Problem: Apache Spark UI Shows Less Than Total Node Memory

Problem

The Executors tab in the Spark UI shows less memory than is actually available on the node:

  • An m4.xlarge instance (16 GB ram, 4 core) for the driver node, shows 4.5 GB memory on the Executors tab.

  • An m4.large instance (8 GB ram, 2 core) for the driver node, shows 710 GB memory on the Executors tab:

    no-alternative-text

Cause

The total amount of memory shown is less than the memory on the cluster because some memory is occupied by kernel and node-level services.

Solution

To calculate the available amount of memory, you can use the formula used for executor memory allocation:

(all_memory_size * 0.97 - 4800MB) * 0.8

where:

  • 0.97 accounts for kernel overhead.
  • 4800 MB accounts for internal node-level services (node daemon, log daemon, and so on).
  • 0.8 is a heuristic to ensure the LXC container running the Spark process doesn’t crash due to out-of-memory errors.

Total available memory for storage on an m4.large instance is (8192MB * 0.97 - 4800MB) * 0.8 - 1024 = 1.2 GB. Because the parameter spark.memory.fraction is by default 0.6, approximately (1.2 * 0.6) = ~710 MB is available for storage.

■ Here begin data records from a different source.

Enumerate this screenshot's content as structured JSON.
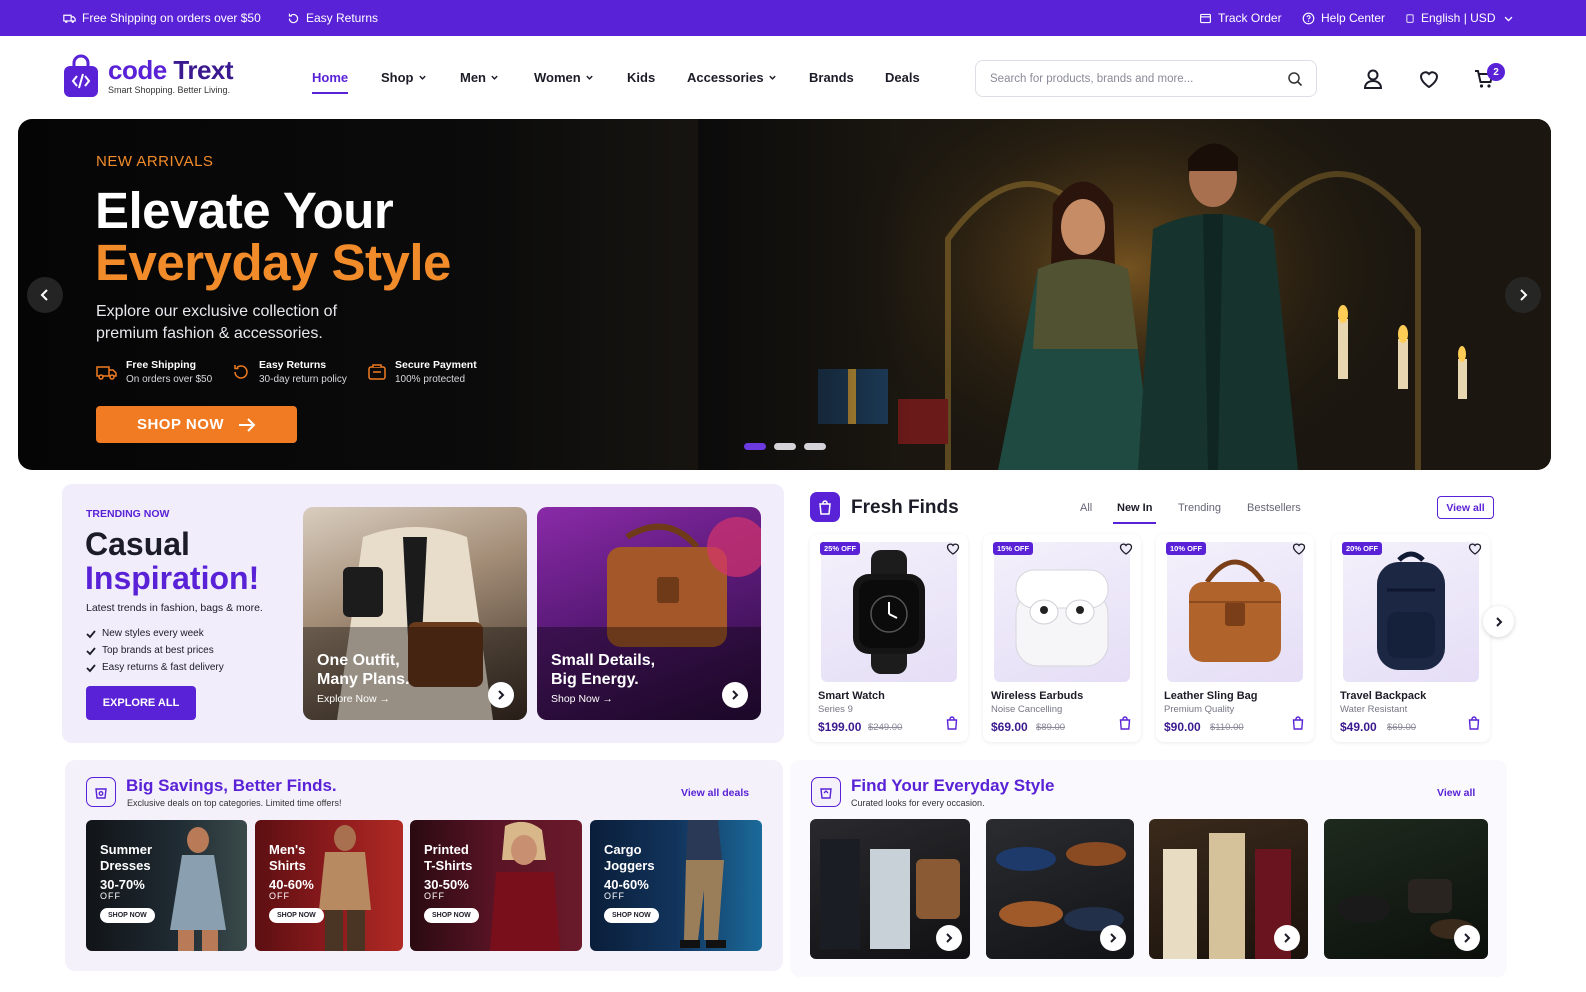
{
  "topbar": {
    "shipping": "Free Shipping on orders over $50",
    "returns": "Easy Returns",
    "track": "Track Order",
    "help": "Help Center",
    "locale": "English | USD"
  },
  "brand": {
    "name_code": "code",
    "name_trext": " Trext",
    "tagline": "Smart Shopping. Better Living."
  },
  "nav": {
    "items": [
      {
        "label": "Home",
        "active": true,
        "dropdown": false
      },
      {
        "label": "Shop",
        "dropdown": true
      },
      {
        "label": "Men",
        "dropdown": true
      },
      {
        "label": "Women",
        "dropdown": true
      },
      {
        "label": "Kids",
        "dropdown": false
      },
      {
        "label": "Accessories",
        "dropdown": true
      },
      {
        "label": "Brands",
        "dropdown": false
      },
      {
        "label": "Deals",
        "dropdown": false
      }
    ]
  },
  "search": {
    "placeholder": "Search for products, brands and more..."
  },
  "cart": {
    "count": "2"
  },
  "hero": {
    "eyebrow": "NEW ARRIVALS",
    "title_line1": "Elevate Your",
    "title_line2": "Everyday Style",
    "subtitle": "Explore our exclusive collection of premium fashion & accessories.",
    "features": [
      {
        "title": "Free Shipping",
        "sub": "On orders over $50",
        "icon": "truck-icon"
      },
      {
        "title": "Easy Returns",
        "sub": "30-day return policy",
        "icon": "returns-icon"
      },
      {
        "title": "Secure Payment",
        "sub": "100% protected",
        "icon": "payment-icon"
      }
    ],
    "cta": "SHOP NOW",
    "slides": 3,
    "active_slide": 1
  },
  "trending": {
    "eyebrow": "TRENDING NOW",
    "title_line1": "Casual",
    "title_line2": "Inspiration!",
    "desc": "Latest trends in fashion, bags & more.",
    "checks": [
      "New styles every week",
      "Top brands at best prices",
      "Easy returns & fast delivery"
    ],
    "cta": "EXPLORE ALL",
    "cards": [
      {
        "title": "One Outfit,\nMany Plans.",
        "link": "Explore Now"
      },
      {
        "title": "Small Details,\nBig Energy.",
        "link": "Shop Now"
      }
    ]
  },
  "fresh": {
    "title": "Fresh Finds",
    "tabs": [
      "All",
      "New In",
      "Trending",
      "Bestsellers"
    ],
    "active_tab": "New In",
    "view_all": "View all",
    "products": [
      {
        "discount": "25% OFF",
        "name": "Smart Watch",
        "sub": "Series 9",
        "price": "$199.00",
        "old": "$249.00"
      },
      {
        "discount": "15% OFF",
        "name": "Wireless Earbuds",
        "sub": "Noise Cancelling",
        "price": "$69.00",
        "old": "$89.00"
      },
      {
        "discount": "10% OFF",
        "name": "Leather Sling Bag",
        "sub": "Premium Quality",
        "price": "$90.00",
        "old": "$110.00"
      },
      {
        "discount": "20% OFF",
        "name": "Travel Backpack",
        "sub": "Water Resistant",
        "price": "$49.00",
        "old": "$69.00"
      }
    ]
  },
  "savings": {
    "title": "Big Savings, Better Finds.",
    "sub": "Exclusive deals on top categories. Limited time offers!",
    "link": "View all deals",
    "deals": [
      {
        "name": "Summer\nDresses",
        "pct": "30-70%",
        "off": "OFF",
        "cta": "SHOP NOW"
      },
      {
        "name": "Men's\nShirts",
        "pct": "40-60%",
        "off": "OFF",
        "cta": "SHOP NOW"
      },
      {
        "name": "Printed\nT-Shirts",
        "pct": "30-50%",
        "off": "OFF",
        "cta": "SHOP NOW"
      },
      {
        "name": "Cargo\nJoggers",
        "pct": "40-60%",
        "off": "OFF",
        "cta": "SHOP NOW"
      }
    ]
  },
  "style": {
    "title": "Find Your Everyday Style",
    "sub": "Curated looks for every occasion.",
    "link": "View all"
  },
  "colors": {
    "accent": "#5a22d6",
    "orange": "#f07b22"
  }
}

You can change the spark.memory.fraction Spark configuration to adjust this parameter. Calculate the available memory for a new parameter as follows:

  1. If you use an m4.large instance, which has 8192 MB memory, it has available memory 1.2 GB.
  2. If you specify a spark.memory.fraction of 0.8, the Executors tab in the Spark UI should show: (1.2 * 0.8) GB = ~960 MB.